8. Candidate Experience
Other than the role itself, hiring experience plays a crucial role for candidates in selecting their next employer. So, the video interviewing platforms you choose must have built-in experience features to enhance candidate engagement.
Key elements include:
- Flexibility to add your company logos, welcome videos, and tailored instructions to reinforce your employer brand and make candidates feel informed and welcomed.
- Compatibility with mobile, laptop, and tablet devices, so candidates can participate from any device without dealing with technical compatibility issues.
- Practice questions, countdown timers, interview reminders, and on-screen instructions to help candidates present their best selves.
9. Technical Assessments
Technical roles, like software engineers, testers, AI experts, programmers, etc., demand practical evaluation beyond resumes or traditional interviews. Modern video interviewing platforms embed coding challenges to simulate real-world tasks and measure practical skills accurately.
Core capabilities include:
- Live Coding Environments: Candidates write and test code directly within the platform, allowing evaluators to see problem-solving methods in real-time.
- Interactive Flowcharts: Candidate attempts scenario-based tasks so you can assess their logical thinking, creativity, and communication.
- Integrated Evaluation: Scores and comments on candidate responses for streamlined decision-making.
For instance, a software company hiring developers can use these tools to assess coding efficiency, collaboration skills, and technical knowledge in one platform. Instead of relying on paper-based tests or unverified skill claims, it allows you to see candidates’ real capabilities, ensuring more reliable hiring decisions.
10. AI-Powered Assistance
The future is AI. So, it’s important to ensure that the platform you choose is in line with the technological changes and offers AI-powered features to enhance efficiency while supporting human decision-making. Most common AI capabilities offered by advanced platforms include:
- Transcription and Summaries: AI generates transcripts and concise summaries of interview responses, making review faster and more accurate.
- Candidate Scoring Suggestions: Algorithms highlight key skills, sentiment, and response quality, providing additional insight for evaluators.
- Trend Analysis: AI can identify common patterns across multiple interviews, helping recruiters spot high-potential candidates or training gaps.
- Ethical AI: Commitment to responsible, transparent, and fair use of AI, as a support agent, while hiring decisions are primarily handled by human recruiters.
Jobma: Your All-in-One Hiring Solution
Jobma is a unified platform to help HR teams manage both asynchronous and synchronous interviews. The platform features include AI-assisted interviews and insights, technical and skill validation assessments, and role-based access for efficient team collaboration. It also comes with automated scheduling to reduce recruitment-candidate coordination challenges and pre-recorded multi-format interviews to allow teams to review and collaborate on candidate evaluations at their convenience. Customizable question sets and collaborative rating tools enable fair, consistent evaluation of every candidate.

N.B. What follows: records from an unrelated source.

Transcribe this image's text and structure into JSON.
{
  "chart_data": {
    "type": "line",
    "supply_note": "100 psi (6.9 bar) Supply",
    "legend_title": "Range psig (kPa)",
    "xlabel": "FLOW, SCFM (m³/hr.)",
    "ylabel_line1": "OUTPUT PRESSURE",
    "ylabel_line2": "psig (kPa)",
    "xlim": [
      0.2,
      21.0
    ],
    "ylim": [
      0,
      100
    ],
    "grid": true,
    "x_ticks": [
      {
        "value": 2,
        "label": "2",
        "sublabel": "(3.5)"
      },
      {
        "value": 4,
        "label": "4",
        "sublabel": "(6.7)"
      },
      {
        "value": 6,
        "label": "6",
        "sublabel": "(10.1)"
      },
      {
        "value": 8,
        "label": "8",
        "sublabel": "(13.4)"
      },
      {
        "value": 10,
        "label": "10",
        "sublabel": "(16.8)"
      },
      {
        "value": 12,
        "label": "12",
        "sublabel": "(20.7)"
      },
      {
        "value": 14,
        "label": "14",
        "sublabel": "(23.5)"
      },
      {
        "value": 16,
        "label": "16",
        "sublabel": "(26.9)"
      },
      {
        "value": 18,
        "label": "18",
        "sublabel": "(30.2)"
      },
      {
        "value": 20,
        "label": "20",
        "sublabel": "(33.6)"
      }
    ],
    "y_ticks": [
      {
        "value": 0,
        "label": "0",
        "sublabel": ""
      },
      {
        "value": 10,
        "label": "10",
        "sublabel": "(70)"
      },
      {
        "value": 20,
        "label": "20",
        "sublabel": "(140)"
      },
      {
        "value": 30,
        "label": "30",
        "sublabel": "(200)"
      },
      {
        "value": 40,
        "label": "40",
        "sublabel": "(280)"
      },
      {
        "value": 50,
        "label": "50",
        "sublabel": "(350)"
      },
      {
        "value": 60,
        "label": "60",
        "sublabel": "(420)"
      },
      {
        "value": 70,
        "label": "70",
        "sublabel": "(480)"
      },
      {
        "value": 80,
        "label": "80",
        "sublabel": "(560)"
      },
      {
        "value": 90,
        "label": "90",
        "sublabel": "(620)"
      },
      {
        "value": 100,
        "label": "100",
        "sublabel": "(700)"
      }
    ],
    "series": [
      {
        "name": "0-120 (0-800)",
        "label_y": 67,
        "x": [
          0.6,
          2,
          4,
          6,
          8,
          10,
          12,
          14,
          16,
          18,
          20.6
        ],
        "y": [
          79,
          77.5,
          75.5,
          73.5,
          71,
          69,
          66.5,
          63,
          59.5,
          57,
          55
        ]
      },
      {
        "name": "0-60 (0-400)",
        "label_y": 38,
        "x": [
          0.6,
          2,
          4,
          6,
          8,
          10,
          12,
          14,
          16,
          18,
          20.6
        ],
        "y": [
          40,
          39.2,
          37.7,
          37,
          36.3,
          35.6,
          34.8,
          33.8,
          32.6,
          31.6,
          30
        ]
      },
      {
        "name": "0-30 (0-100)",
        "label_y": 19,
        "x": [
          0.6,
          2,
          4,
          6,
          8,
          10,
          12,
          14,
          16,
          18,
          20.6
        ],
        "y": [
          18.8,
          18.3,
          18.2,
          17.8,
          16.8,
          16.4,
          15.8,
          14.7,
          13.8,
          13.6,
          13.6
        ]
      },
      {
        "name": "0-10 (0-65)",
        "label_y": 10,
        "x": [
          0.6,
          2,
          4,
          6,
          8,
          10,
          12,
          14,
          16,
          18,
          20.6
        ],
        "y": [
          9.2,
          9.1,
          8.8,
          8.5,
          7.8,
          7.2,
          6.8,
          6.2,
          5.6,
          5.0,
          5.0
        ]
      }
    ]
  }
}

The platform is compliant with GDPR, ISO, and CCPA regulations, making hiring secure and bias-free. HR teams benefit from enhanced candidate experience through custom branding, multichannel invites and reminders (email, SMS, and in-app), and an easy-to-use platform interface.
The Future of Interviewing
Modern hiring platforms provide powerful tools that empower HR teams to make more informed, efficient, and consistent hiring decisions. By automating scheduling, candidate evaluation, and assessment, recruiters streamline workflows, reduce administrative work, and maintain a structured recruitment process. Leveraging such platforms allows organizations to balance speed, quality, and consistency, ensuring that both recruiters and candidates benefit from a smoother, more professional hiring journey.